I didn’t actually understand the mechanics of it, but I could see the results. It turned what was usually hair that didn’t go past nice into something stunning, dark against the colors of the pins and clip and flowing nicely when I moved instead of just flopping around.
I frowned, turning my head again, staring at the mirrored wall. The colors changed as I did so, shifting from—ah. Seen without the almost diaphanous outer, floating layers of my clothes, the colors of the rest of my outfit were rich and bold.

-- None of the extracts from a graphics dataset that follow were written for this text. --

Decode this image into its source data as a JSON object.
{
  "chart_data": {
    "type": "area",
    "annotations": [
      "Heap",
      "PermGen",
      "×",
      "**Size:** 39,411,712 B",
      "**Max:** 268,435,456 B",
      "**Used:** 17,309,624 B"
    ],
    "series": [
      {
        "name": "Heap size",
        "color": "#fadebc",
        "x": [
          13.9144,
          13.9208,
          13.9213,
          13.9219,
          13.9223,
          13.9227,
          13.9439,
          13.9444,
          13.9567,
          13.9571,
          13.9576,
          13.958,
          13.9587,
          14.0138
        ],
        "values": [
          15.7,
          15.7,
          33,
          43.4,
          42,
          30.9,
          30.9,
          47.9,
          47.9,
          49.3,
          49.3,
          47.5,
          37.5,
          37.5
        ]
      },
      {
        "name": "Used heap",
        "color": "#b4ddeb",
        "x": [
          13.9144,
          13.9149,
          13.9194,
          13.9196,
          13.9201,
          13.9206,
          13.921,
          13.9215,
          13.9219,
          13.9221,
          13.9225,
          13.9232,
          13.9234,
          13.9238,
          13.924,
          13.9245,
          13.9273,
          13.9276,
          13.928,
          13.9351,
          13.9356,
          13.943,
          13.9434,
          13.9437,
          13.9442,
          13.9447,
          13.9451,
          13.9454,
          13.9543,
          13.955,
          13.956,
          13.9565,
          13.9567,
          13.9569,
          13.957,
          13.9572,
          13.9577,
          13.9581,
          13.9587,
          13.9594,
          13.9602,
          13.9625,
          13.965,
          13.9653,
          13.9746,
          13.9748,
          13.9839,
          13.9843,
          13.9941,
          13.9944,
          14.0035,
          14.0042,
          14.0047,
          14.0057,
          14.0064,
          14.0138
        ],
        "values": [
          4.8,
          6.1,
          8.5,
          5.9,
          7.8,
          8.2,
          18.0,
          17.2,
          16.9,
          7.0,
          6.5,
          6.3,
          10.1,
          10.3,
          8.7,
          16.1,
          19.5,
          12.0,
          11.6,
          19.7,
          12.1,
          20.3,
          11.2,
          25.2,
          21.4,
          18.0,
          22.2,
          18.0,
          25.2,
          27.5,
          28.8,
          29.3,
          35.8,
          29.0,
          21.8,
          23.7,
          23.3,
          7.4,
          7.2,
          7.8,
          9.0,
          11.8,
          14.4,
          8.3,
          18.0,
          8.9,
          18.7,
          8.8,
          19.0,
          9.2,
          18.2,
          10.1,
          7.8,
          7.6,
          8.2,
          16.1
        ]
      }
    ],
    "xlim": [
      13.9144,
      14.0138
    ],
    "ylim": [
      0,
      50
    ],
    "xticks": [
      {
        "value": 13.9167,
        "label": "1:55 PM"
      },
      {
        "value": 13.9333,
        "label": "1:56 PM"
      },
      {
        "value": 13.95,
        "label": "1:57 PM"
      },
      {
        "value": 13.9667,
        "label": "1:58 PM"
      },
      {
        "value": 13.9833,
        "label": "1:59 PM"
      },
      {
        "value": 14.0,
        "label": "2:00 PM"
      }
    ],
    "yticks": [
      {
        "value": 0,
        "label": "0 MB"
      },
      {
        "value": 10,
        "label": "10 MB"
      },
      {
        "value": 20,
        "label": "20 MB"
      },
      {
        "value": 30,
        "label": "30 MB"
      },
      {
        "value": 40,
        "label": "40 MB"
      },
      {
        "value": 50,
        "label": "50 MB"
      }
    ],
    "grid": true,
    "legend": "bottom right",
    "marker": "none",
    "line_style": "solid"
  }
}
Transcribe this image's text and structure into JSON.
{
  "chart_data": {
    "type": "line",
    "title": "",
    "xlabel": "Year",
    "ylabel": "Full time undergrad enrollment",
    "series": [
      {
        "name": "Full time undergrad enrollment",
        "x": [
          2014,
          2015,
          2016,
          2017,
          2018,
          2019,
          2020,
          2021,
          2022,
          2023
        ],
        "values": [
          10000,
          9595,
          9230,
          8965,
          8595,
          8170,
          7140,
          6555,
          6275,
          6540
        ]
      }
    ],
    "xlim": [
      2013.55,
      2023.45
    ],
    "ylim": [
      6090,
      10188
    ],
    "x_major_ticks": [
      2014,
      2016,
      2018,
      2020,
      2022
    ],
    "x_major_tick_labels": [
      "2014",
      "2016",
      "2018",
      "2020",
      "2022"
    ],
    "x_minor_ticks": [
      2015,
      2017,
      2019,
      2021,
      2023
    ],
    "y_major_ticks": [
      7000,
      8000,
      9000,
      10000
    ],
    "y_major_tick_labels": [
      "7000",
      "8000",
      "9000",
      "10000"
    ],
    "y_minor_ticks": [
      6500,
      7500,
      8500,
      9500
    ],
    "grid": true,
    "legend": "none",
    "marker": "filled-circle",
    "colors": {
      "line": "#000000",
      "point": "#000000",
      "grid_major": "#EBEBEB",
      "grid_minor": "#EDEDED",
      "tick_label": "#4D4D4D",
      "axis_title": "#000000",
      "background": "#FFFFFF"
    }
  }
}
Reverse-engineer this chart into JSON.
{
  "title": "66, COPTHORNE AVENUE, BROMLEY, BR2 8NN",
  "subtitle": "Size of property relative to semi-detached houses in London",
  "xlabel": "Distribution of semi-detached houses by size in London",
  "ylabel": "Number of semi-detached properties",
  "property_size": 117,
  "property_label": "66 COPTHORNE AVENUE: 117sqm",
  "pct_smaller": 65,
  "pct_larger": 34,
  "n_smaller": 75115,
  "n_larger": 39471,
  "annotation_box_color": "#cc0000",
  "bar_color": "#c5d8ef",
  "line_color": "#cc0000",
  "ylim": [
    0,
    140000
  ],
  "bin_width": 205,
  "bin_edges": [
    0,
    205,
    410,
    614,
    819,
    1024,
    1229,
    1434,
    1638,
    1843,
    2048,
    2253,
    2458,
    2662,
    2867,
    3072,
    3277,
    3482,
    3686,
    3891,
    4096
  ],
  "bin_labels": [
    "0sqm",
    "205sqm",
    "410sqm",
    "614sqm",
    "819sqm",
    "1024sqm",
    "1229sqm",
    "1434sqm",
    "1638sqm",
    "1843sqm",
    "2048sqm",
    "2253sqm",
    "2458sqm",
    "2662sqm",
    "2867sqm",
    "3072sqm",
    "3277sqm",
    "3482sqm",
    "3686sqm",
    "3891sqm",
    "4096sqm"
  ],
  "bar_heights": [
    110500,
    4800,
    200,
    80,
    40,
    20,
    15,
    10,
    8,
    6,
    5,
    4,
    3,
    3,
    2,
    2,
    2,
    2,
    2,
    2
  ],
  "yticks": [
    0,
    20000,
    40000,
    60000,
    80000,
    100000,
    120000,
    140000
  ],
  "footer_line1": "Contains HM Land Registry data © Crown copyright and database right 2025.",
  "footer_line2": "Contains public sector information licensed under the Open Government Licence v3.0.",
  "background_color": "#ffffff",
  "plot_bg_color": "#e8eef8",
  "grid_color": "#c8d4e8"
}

Seen through that translucency, they were gentled, mostly into pastel blues and pinks past the white of the outer layers.
The clip and pins, then, were just mirroring that. Seen from one angle, they were deep reds, pinks, blues, and purples—seen from another, they were those same pastels.
The last piece was a pair of gloves, which I was surprised to feel join seamlessly with the bottom layer of my shirt once I pulled them on. They were… not exactly fingerless, I supposed. They were made out of absurdly fine whorls and meandering loops of cloth, weaving and ducking in and out from around each other to create intricate patterns from my wrists to the backs and palms of my hand. The patterns didn’t stop there, continuing somehow—without seeming as if there had been any transition—in a completely different fabric up through my first knuckles. It was barely visible even inches from my face while still giving a just-barely-noticeable opalescent shimmer at a full reach, and the sheer artistry of it threatened to make me start weeping.
I opened the door instead, feeling chills run up and down my body at every motion—from how good it felt or how absurd I felt, I didn’t know. Kelly was waiting for me when I stepped out of the room, and looking at her, I froze in mid-stride as all of my breath left me in a soft, unconscious sigh.
Gratifyingly, in a reaction that warmed me from my toes upwards even as my eyes went wide and my jaw went slack, she did exactly the same.